= John Bromley (translator) =

John Bromley, English churchman and translator, died 1717

John Bromley (died 10 January 1717) was an English clergyman, Catholic convert, and translator.

==Life==
Bromley was a native of Shropshire. He was educated at Shrewsbury School and Magdalene College, Cambridge, according to Venn, although his biographer Thompson Cooper, in the Dictionary of National Biography tentatively identified him with a John Bromley who was a student at Christ Church, Oxford who graduated B.A. in 1685 and M.A. in 1688.

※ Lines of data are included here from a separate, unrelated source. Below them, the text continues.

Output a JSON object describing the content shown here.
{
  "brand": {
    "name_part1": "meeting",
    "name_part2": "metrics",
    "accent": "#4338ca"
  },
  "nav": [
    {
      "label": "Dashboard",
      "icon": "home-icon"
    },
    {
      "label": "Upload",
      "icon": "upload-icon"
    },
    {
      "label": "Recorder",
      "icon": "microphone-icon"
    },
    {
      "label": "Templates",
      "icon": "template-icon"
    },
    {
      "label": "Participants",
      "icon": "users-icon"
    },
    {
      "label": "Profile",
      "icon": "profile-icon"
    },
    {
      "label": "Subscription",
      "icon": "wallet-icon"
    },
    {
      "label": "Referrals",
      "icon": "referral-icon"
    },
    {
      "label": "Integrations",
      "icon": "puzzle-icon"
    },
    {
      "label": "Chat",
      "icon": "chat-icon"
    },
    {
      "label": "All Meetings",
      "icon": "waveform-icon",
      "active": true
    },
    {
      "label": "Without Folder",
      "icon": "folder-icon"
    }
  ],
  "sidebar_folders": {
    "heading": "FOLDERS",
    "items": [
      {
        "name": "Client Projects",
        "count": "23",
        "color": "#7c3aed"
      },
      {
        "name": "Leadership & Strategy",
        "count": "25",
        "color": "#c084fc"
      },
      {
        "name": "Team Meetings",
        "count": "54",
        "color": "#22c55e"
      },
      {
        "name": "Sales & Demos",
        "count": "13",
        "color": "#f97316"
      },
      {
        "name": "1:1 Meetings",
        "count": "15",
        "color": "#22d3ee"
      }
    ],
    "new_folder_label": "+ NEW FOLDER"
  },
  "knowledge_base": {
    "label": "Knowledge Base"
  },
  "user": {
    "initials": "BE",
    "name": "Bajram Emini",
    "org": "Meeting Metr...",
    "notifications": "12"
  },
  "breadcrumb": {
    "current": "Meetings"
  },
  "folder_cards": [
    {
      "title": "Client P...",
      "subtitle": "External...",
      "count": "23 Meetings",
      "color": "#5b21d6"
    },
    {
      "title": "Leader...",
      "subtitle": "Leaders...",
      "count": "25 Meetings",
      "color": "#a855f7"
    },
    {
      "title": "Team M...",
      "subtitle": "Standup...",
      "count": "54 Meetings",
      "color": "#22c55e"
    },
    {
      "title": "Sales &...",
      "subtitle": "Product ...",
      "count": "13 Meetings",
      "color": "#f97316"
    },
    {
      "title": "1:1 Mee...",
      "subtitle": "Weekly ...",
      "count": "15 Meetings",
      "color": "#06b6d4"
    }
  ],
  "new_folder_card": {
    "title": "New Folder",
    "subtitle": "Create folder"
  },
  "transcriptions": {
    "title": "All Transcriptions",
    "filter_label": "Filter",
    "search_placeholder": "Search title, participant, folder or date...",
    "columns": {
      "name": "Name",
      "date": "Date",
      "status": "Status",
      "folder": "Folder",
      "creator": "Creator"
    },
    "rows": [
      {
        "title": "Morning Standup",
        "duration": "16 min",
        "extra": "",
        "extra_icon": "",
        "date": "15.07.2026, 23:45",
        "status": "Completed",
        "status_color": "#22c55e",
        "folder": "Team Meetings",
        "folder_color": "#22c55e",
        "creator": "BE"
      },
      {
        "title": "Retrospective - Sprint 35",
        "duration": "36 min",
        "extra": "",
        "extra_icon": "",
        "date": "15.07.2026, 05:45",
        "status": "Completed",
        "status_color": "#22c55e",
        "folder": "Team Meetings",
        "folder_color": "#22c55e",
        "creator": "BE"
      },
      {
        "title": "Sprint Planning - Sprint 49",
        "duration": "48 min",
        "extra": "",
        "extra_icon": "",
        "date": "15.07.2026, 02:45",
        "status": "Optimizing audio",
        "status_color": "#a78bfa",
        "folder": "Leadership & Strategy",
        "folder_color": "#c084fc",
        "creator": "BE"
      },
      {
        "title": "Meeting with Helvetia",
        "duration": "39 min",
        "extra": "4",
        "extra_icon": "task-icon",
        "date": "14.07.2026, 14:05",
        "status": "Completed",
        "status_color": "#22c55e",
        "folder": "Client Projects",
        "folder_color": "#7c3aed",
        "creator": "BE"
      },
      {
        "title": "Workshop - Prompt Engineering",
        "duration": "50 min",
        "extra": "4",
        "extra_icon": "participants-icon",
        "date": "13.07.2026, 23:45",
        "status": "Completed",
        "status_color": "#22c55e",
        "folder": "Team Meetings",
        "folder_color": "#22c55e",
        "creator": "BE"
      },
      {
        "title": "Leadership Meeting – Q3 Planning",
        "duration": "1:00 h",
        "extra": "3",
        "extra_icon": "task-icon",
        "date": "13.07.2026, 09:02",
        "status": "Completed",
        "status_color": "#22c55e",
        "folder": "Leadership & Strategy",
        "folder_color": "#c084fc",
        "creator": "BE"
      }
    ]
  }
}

At the beginning of James II's reign he was curate of St. Giles's-in-the-Fields, London, but soon afterwards he joined the Roman Catholic Church and obtained employment as a corrector of the press in the king's printing-house. On being deprived of this means of subsistence, he established a boarding-school in London which was attended by the sons of many persons of rank. Charles Dodd claimed he taught Alexander Pope. Later Bromley was appointed tutor to some young gentlemen, and travelled with them abroad.

His death occurred at Madeley, Shropshire on 10 January 1717.

==Works==
According to Dodd, he published The Catechism for the Curats, composed by the Decree of the Council of Trent, faithfully translated into English (London 1687). He was probably also the translator of The Canons and Decrees of the Council of Trent (London 1687).